The Slow-Cooked Sentence

Two mothers on missions

Rachael Conlin Levy

My children and I experienced a modern version of this classic story on our way to the grocery store today. A mother Mallard and her babies were crossing McCarran Boulevard as cars whizzed past going 50 miles per hour on the four-lane road.

“Mom! A mama duck and babies, Mom!” Max yelled from the rear.

I hung a U-turn and hopped out, trying to get the traffic’s attention. Cars slowed, drivers smiled and waved, but no one else stopped to help this little family cross the street and get over the concrete wall to safety. As we held our breath, the ducks made it to the other side but when they discovered the barricade, started to re-cross.

“Mom, what’s going to happen? Are they going to get hit?”

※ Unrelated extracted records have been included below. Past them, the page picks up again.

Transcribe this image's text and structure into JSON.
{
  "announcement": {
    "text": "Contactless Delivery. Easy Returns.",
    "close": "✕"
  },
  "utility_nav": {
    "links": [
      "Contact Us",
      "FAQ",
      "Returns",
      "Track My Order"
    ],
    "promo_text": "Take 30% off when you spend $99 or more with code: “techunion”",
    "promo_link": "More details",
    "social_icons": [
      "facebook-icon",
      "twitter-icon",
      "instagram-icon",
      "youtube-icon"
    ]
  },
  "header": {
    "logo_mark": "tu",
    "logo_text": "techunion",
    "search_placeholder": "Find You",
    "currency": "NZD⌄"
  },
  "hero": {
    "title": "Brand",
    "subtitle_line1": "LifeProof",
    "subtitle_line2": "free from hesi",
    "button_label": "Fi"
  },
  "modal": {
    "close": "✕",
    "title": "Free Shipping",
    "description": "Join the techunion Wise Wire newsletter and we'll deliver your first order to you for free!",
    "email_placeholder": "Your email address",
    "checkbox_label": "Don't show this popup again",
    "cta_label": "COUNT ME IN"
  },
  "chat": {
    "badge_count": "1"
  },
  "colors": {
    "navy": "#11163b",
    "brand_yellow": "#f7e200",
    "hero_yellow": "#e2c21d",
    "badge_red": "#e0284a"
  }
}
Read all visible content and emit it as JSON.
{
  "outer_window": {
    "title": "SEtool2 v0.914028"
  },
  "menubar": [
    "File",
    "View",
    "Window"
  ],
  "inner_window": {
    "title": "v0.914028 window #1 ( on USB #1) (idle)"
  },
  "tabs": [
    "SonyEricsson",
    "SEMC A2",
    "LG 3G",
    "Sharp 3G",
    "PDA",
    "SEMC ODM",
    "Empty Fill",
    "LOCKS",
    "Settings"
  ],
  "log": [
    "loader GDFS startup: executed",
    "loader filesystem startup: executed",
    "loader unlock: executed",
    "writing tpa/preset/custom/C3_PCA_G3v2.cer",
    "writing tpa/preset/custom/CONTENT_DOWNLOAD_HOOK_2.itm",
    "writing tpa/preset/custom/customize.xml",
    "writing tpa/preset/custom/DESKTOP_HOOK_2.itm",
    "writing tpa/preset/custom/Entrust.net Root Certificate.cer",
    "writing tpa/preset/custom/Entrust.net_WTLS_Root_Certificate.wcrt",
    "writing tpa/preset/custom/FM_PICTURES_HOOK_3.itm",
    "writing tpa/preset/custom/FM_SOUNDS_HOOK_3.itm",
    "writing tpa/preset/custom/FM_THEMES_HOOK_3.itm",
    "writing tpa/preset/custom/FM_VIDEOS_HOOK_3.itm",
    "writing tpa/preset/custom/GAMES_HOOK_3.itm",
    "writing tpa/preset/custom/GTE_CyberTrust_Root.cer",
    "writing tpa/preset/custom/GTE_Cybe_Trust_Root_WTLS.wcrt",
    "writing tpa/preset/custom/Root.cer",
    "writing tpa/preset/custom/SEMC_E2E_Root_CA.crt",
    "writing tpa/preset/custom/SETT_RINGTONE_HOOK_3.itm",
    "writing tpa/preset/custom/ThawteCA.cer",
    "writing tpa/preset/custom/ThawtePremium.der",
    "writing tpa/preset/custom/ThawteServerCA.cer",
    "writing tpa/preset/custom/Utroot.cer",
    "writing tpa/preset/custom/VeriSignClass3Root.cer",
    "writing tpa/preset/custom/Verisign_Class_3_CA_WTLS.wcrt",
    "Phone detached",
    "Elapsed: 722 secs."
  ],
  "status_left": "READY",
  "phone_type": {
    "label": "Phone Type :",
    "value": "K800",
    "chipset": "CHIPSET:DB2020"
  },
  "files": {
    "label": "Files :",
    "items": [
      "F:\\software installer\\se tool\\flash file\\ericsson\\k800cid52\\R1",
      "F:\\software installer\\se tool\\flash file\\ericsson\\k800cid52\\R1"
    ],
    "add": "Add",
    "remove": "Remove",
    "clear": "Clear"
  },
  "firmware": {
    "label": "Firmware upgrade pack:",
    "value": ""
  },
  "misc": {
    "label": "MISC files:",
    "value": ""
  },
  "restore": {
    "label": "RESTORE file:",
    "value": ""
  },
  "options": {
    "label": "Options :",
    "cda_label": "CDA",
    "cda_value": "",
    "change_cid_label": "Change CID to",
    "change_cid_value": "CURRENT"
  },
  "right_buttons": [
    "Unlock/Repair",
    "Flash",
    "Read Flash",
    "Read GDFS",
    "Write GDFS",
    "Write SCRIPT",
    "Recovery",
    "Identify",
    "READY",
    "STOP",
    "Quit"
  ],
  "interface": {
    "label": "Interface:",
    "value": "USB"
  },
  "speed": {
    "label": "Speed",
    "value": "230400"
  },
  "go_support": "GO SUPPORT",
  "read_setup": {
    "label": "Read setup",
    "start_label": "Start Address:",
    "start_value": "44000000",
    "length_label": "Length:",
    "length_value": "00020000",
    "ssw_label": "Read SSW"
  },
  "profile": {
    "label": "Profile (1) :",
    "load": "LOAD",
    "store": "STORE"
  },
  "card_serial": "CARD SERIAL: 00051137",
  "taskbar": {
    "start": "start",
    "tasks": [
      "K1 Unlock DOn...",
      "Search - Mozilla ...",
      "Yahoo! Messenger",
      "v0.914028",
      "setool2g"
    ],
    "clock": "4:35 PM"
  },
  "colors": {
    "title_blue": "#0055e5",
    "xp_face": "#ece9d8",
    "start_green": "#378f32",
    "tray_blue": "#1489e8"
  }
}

Cars swerved and honked their horns, so I hung another U-turn. By the time I hit the hazard button and hopped out, the mother and two babies had crossed, but the other ducklings couldn’t hop the curb and were trapped in the gutter. This caught the attention of a worker mowing the shopping center lawn, so he scooped them into the grass while I blocked traffic with my car.

“They’re looking for water and there’s water here with all the irrigation, so maybe they’ll stay,” the man said.

We called animal control and left them to finish our errands. As I tossed cans of lemonade into the grocery cart and wove my way through the crowded store, squawking at my own brood tailing me, I couldn’t help smiling at the similarities between the Mallard family and my own.